I would like to give fresh updated findings based on larger image evaluation concerning pelvis setup with AlignRT. I have done offline review evaluation based on bony structures on 2D/2D kV-images from 90 patients (45 AlignRT and 45 laser setup). I investigated the residual errors in the isocenter and rotations (rot, pitch) from setup to midway compromise of symphysis and sacrum/L5 before couch corrections and errors between symphysis and sacrum, without daily IGRT as well. So, in practice the values of the 1) daily online couch corrections (VRT, LNG, LAT) were added to 2) residual errors for the named bony structure in the offline match, to get a residual error to the bony structure without image guidance. In the online match pitch couch correction was not done and if in the online match rotation was performed, it was taken into account in the results, to achieve results of residual errors without online rotation corrections. For example if the couch correction in LNG in the online match was +5 mm, I matched the image offline to compromise location of symphysis and sacrum/L5 and achieved the offline correction of – 5 mm there, finally the LNG error from setup to midway location of symphysis and sacrum/L5 was 0 mm. I am not giving results here now, but I would like to share some main findings. In this data, with AlignRT, LNG, LAT, VRT and ROT were corrected with send to couch- feature (to zero). In laser group, delta couch shift- function was in use after setup to reference tattoos. In the study, for each patients we used such ROI that VisionRT suggests in the ROI guidelines.
With AlignRT setup, residual LNG and pitch errors (in the images in the acquisition position) are the things that we need to improve in the future, because there were no difference between the groups. Specially, in LNG isocenter there were both rather large systematic and random errors, discrepancy between AlignRT deltas and the acquisition images. To improve this, maybe we should additionally use postural setup, pay more attention to that clothes are not too close to ROI and try to improve the pitch error in bony pelvis in general, beginning from CT and fixation. We have not setup the patients to zero pitch based on AlignRT, instead 3° tolerance was in use. To setup the patient to zero pitch error with AlignRT is rather difficult and time consuming, but it would be interesting to see how much it improves noticed LNG- and pitch displacements in the images. It is possible that noticed pitch- and LNG errors are related with each other.
LAT- and VRT- errors are small in the online match after AlignRT setup, remarkably smaller than with laser setup, in both systematic and random errors (1.0-1.9 mm). Residual rotation errors before online couch corrections (pelvis bony rotation and pitch evaluated in this study, not roll) are small enough to correct with daily IGRT without re-setups, in other words typically always smaller than 3° in AlignRT group. Daily IGRT is needed in both groups and this improves the accuracy on the bony structures remarkably. Margin needed for compromise location of symphysis and sacrum/L5 in LNG is around 9 mm in both groups without IGRT. The time used for setup is small (1 min) in both laser and AlignRT groups. Setup workflow is practical in both groups.
Lately, after this study, we have not delineated the ROI as caudally as suggested by VisionRT guidelines. This seems to be comfortable practice for the patient and for the user and the accuracy on the bony pelvis seems to be good as well.

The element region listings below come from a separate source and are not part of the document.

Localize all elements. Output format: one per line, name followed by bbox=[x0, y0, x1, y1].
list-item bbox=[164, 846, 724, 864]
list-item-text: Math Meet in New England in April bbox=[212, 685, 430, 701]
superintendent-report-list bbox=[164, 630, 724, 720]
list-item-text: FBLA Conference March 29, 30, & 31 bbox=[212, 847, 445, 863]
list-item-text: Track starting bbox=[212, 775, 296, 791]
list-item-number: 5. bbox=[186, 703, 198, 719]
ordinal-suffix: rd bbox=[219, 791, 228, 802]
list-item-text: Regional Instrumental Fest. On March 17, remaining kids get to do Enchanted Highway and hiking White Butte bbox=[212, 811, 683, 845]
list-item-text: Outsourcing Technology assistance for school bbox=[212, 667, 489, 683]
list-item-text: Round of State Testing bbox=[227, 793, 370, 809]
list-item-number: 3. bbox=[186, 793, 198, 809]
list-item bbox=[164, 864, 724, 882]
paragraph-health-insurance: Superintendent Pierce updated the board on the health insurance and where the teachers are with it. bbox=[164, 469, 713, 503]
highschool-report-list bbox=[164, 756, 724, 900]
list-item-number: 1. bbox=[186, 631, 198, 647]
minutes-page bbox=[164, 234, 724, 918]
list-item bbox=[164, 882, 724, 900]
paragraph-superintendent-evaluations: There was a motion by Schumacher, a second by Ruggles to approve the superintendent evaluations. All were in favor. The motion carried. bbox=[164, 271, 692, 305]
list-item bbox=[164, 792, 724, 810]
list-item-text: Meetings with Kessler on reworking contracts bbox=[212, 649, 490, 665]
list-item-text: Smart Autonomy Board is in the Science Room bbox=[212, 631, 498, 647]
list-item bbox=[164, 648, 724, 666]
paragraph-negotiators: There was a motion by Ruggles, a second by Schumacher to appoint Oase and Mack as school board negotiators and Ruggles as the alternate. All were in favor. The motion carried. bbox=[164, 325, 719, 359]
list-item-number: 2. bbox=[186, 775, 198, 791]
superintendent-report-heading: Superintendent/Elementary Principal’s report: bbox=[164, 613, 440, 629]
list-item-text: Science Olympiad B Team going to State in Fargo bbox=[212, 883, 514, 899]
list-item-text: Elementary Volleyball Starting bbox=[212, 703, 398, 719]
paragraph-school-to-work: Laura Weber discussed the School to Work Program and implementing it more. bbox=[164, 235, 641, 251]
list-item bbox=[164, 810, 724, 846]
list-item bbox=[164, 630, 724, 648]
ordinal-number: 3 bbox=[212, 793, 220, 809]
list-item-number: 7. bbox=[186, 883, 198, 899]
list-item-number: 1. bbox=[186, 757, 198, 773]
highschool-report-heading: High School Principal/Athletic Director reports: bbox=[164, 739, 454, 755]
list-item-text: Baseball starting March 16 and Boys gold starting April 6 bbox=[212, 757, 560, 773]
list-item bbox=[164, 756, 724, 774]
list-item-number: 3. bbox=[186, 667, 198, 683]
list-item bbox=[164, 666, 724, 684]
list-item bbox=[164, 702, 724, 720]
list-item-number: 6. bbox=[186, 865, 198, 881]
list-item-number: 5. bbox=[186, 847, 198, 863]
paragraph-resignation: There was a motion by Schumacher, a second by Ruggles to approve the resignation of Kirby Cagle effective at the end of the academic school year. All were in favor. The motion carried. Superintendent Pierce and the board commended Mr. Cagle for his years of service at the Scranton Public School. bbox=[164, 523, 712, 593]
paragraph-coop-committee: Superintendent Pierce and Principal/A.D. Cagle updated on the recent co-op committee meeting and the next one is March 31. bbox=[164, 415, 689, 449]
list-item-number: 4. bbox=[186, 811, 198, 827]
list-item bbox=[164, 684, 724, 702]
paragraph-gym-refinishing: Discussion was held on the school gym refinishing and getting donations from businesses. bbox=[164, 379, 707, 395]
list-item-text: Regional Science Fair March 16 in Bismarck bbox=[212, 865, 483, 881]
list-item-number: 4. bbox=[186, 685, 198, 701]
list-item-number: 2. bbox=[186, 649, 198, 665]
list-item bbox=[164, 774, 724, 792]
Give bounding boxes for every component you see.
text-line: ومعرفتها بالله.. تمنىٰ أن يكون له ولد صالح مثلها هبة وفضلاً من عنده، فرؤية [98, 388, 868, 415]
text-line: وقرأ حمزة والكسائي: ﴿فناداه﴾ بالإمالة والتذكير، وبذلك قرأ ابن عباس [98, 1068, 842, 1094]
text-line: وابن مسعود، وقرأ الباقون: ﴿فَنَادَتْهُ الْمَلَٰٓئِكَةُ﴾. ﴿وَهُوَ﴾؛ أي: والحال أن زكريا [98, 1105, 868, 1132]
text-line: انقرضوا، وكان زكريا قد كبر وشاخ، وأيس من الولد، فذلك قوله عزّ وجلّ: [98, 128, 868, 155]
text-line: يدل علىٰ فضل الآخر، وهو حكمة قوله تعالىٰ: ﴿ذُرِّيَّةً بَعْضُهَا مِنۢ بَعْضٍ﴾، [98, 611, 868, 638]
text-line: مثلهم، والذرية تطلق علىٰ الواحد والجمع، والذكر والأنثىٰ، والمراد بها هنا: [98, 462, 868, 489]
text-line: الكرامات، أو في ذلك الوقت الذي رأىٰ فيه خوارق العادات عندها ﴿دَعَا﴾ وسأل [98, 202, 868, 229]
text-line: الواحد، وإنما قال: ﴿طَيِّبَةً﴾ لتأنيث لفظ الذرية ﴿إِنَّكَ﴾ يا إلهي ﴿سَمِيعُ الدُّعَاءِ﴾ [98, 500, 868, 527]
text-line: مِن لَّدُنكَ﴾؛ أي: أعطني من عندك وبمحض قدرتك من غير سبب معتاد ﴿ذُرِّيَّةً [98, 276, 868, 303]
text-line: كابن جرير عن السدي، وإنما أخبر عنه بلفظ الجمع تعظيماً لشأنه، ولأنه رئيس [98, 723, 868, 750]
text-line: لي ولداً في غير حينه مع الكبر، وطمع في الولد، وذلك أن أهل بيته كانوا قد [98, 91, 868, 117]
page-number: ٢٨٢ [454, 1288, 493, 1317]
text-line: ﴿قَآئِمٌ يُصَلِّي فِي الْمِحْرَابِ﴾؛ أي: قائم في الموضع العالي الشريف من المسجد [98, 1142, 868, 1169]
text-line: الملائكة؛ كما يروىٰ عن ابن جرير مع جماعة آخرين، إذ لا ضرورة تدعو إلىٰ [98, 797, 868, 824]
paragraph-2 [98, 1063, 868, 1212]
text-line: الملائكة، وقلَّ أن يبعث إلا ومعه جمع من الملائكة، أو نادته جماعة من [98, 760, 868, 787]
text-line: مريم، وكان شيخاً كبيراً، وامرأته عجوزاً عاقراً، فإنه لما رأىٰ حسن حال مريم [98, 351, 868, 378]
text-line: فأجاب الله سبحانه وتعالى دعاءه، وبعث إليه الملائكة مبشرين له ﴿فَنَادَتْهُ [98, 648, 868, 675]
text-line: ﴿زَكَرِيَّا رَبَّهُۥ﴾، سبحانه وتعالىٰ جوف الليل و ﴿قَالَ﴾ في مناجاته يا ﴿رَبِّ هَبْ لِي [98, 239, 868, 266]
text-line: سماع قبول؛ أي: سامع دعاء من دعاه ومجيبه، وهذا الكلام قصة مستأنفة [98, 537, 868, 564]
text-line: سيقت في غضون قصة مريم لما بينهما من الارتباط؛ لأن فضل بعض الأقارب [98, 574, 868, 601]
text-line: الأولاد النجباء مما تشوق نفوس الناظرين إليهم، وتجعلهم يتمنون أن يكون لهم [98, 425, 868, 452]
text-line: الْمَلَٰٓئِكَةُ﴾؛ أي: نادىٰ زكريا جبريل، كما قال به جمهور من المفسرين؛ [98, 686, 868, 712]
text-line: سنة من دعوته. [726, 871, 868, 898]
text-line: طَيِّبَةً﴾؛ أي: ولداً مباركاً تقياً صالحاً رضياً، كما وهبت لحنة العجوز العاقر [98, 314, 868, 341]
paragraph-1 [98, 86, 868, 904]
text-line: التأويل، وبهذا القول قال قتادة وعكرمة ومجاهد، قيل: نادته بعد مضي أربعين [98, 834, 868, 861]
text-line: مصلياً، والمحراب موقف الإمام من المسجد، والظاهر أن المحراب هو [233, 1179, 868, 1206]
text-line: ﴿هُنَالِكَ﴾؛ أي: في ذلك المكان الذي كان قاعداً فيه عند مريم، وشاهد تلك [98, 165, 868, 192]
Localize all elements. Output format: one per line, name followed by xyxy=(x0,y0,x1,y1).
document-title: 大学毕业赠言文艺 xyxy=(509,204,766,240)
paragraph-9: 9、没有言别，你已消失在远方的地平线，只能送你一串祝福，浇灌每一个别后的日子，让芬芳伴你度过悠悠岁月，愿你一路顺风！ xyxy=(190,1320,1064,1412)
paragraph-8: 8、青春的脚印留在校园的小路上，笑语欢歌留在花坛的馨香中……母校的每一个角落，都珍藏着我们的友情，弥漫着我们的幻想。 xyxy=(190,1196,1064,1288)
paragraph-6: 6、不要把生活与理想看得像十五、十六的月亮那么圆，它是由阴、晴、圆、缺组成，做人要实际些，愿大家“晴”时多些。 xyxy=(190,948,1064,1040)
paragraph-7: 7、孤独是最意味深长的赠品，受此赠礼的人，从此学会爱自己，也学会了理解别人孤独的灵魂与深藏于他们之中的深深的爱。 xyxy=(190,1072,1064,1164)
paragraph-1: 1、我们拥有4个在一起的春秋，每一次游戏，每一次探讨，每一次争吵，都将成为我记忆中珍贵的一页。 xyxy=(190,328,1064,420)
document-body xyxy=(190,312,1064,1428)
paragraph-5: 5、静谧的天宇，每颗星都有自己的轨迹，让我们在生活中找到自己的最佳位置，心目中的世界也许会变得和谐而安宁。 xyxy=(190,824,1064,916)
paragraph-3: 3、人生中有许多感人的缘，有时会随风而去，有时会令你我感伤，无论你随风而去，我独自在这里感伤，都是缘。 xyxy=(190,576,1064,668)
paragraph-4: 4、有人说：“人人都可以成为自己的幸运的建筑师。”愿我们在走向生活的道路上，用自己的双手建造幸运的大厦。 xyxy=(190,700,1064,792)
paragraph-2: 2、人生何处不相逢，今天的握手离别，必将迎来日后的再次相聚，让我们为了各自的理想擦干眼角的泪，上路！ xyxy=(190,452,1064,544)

With this workflow, we sometimes notice displacement of LNG delta at time images are acquired and cameras are blocked. The reason may be this narrow ROI in LNG direction. Deltas comes back to zero at the time cameras are not blocked any more.
Small amount of papers exists in the literature concerning pelvis setup with AlignRT. May be the reasons are that typically daily CBCT is acquired, internal anatomy plays a big role in the image evaluation and daily 3D/6D couch corrections are performed to efficiently reduce daily isocenter and rotation errors. For those reasons, it may be not that important to know how much there is needs to do online couch corrections for isocenter or even for rotations due to daily bony structure displacement after setup, as was the question in this study. On the other hand, 6D couches are not necessarily available in all hospitals to correct the posture errors of the (bony) pelvis and additionally bony structures are still used for matching locations in several cases in pelvis. Pelvis in general is a big group of patients in RT. To leave this group outside the AlignRT setup workflow can be a big loss for example to the learning curve of the users when implementing the system into daily use. Based on the data and experience that I have, it is practical and accurate to setup pelvis patients with AlignRT.